Between any two neighbouring point-events there exists a certain relation known as the interval between them. The relation is a quantitative one which can be measured on a definite scale of numerical values[1]. But the term "interval" is not to be taken as a guide to the real nature of the relation, which is altogether beyond our conception. Its geometrical properties, which we have dwelt on so often in the previous chapters, can only represent one aspect of the relation. It may have other aspects associated with features of the world outside the scope of physics. But in physics we are concerned not with the nature of the relation but with the number assigned to express its intensity; and this suggests a graphical representation, leading to a geometrical theory of the world of physics.

What we have here called the world might perhaps have been legitimately called the aether; at least it is the universal substratum of things which the relativity theory gives us in place of the aether.

We have seen that the number expressing the intensity of the interval-relation can be measured practically with scales and clocks. Now, I think it is improbable that our coarse measures can really get hold of the individual intervals of point-events; our measures are not sufficiently microscopic for that. The interval which has appeared in our analysis must be a macroscopic value; and the potentials and kinds of space deduced from it are averaged properties of regions, perhaps small in comparison even with the electron, but containing vast numbers of the primitive intervals.

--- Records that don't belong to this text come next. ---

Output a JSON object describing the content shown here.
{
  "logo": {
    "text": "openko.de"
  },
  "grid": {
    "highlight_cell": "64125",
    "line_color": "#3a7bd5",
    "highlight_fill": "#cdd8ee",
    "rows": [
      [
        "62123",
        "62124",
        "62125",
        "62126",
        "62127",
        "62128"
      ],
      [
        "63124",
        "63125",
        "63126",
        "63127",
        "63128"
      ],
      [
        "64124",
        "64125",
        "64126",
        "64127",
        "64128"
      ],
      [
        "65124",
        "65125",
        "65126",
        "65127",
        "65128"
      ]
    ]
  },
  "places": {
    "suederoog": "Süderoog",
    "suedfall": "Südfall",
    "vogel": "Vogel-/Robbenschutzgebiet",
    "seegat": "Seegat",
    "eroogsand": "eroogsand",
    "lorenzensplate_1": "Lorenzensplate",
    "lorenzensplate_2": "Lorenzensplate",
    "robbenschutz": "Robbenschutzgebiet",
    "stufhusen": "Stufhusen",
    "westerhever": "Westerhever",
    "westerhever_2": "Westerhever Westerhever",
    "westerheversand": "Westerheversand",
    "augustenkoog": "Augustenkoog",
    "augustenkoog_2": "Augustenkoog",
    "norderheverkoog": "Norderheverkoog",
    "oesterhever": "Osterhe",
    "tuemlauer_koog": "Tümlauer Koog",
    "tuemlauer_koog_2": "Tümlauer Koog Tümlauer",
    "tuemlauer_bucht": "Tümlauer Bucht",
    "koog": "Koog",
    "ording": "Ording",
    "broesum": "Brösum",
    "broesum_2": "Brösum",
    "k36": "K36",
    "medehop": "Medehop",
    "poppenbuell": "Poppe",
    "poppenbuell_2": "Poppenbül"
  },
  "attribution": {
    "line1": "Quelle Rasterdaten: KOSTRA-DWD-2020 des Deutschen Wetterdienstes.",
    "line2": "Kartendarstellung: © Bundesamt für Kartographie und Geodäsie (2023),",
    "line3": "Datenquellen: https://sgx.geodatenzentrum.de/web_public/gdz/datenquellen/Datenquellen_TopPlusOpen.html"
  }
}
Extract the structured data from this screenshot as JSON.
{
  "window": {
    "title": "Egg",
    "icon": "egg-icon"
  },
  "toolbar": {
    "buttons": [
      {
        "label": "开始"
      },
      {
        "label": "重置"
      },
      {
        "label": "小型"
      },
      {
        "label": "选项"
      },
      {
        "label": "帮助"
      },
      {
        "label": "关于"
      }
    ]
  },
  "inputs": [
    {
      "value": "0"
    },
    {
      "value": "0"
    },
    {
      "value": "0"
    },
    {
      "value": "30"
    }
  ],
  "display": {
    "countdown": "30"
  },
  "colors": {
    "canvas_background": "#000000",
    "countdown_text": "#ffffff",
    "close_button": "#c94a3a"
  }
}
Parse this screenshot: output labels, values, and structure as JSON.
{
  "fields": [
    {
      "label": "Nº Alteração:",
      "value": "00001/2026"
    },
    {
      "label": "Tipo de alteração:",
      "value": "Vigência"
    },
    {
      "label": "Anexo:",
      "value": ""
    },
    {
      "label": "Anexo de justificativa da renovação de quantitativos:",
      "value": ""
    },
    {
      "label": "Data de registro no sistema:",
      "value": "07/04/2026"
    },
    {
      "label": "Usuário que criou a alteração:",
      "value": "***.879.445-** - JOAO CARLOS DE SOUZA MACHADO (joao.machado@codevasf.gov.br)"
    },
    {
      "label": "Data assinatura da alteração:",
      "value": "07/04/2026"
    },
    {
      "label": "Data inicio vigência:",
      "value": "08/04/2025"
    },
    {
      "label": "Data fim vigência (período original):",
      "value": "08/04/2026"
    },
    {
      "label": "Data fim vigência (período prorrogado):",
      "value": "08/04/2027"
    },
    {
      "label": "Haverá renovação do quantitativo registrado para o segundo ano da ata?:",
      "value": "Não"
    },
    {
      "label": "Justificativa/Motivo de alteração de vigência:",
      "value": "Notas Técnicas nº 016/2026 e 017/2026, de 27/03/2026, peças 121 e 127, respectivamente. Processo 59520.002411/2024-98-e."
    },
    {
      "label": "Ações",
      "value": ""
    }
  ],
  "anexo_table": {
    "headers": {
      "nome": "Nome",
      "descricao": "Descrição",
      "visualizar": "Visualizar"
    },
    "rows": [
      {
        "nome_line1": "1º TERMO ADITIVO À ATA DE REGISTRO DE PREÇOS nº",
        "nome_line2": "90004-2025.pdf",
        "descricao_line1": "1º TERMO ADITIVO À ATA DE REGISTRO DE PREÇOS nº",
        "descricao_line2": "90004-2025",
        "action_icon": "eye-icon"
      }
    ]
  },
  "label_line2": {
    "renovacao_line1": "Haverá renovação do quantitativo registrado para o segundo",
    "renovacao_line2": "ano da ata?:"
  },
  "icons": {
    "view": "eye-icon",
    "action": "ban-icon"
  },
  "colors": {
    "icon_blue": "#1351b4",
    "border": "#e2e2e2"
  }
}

We shall therefore pass at once to the consideration of the macroscopic interval; but we shall not forestall later results by assuming that it is measurable with a scale and clock. That property must be introduced in its logical order.

Consider a small portion of the world. It consists of a large (possibly infinite) number of point-events between every two of which an interval exists. If we are given the intervals between

  1. There is also a qualitative distinction into two kinds, ultimately identified as time-like and space-like, which for mathematical treatment are distinguished by real and imaginary numbers.